- Interactive map of Gmina Mędrzechów
- Coordinates (Mędrzechów): 50°17′N 20°56′E﻿ / ﻿50.283°N 20.933°E
- Country: Poland
- Voivodeship: Lesser Poland
- County: Dąbrowa
- Seat: Mędrzechów

Area
- • Total: 43.67 km^{2} (16.86 sq mi)

Population (2006)
- • Total: 3,608
- • Density: 82.62/km^{2} (214.0/sq mi)
- Website: http://www.medrzechow.net/

= Gmina Mędrzechów =

Gmina Mędrzechów is a rural gmina (administrative district) in Dąbrowa County, Lesser Poland Voivodeship, in southern Poland.

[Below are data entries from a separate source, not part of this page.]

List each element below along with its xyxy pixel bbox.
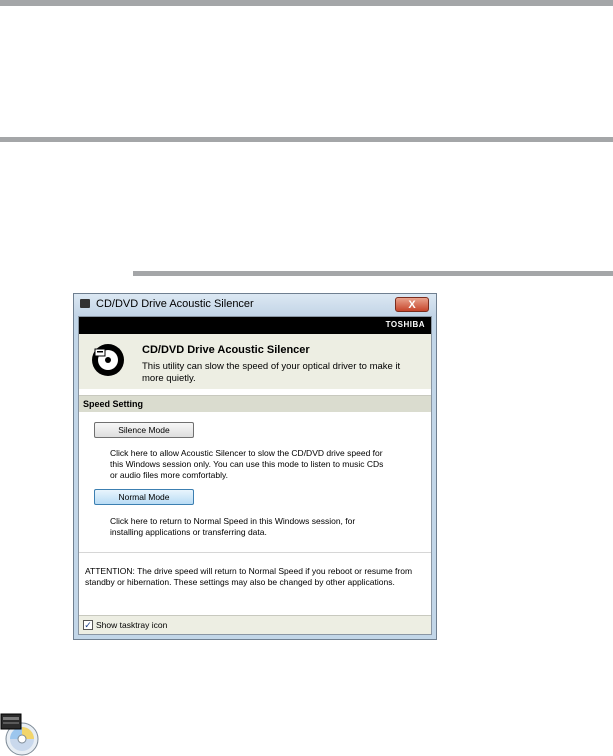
- silence-mode-description: Click here to allow Acoustic Silencer to…: [110, 448, 384, 480]
- normal-mode-button[interactable]: Normal Mode: [94, 489, 194, 505]
- middle-rule: [0, 137, 613, 142]
- show-tasktray-checkbox[interactable]: ✓: [83, 620, 93, 630]
- close-button[interactable]: X: [395, 297, 429, 312]
- separator: [79, 552, 431, 553]
- window-title: CD/DVD Drive Acoustic Silencer: [96, 298, 254, 310]
- section-title: Speed Setting: [83, 399, 144, 409]
- footer-bar: ✓ Show tasktray icon: [79, 615, 431, 634]
- header-panel: CD/DVD Drive Acoustic Silencer This util…: [79, 334, 431, 389]
- attention-note: ATTENTION: The drive speed will return t…: [85, 566, 413, 587]
- app-icon: [80, 299, 90, 308]
- section-rule: [133, 271, 613, 276]
- tasktray-disc-icon: [0, 713, 39, 756]
- brand-bar: TOSHIBA: [79, 317, 431, 334]
- brand-label: TOSHIBA: [385, 320, 425, 329]
- header-title: CD/DVD Drive Acoustic Silencer: [142, 344, 310, 356]
- top-rule: [0, 0, 613, 6]
- show-tasktray-label[interactable]: Show tasktray icon: [96, 620, 167, 630]
- disc-icon: [92, 344, 124, 376]
- speed-setting-section: Speed Setting: [79, 395, 431, 412]
- window-client-area: TOSHIBA CD/DVD Drive Acoustic Silencer T…: [78, 316, 432, 635]
- acoustic-silencer-window: CD/DVD Drive Acoustic Silencer X TOSHIBA…: [73, 293, 437, 640]
- silence-mode-button[interactable]: Silence Mode: [94, 422, 194, 438]
- header-description: This utility can slow the speed of your …: [142, 361, 401, 384]
- title-bar[interactable]: CD/DVD Drive Acoustic Silencer X: [74, 294, 436, 316]
- normal-mode-description: Click here to return to Normal Speed in …: [110, 516, 356, 537]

Its seat is the village of Mędrzechów, which lies approximately 14 km north of Dąbrowa Tarnowska and 76 km east of the regional capital Kraków.

The gmina covers an area of 43.67 km2, and as of 2006 its total population is 3,608.

==Villages==
Gmina Mędrzechów contains the villages and settlements of Grądy, Kupienin, Mędrzechów, Odmęt, Wójcina, Wola Mędrzechowska and Wólka Grądzka.

==Neighbouring gminas==
Gmina Mędrzechów is bordered by the gminas of Bolesław, Dąbrowa Tarnowska, Nowy Korczyn, Olesno, Pacanów and Szczucin.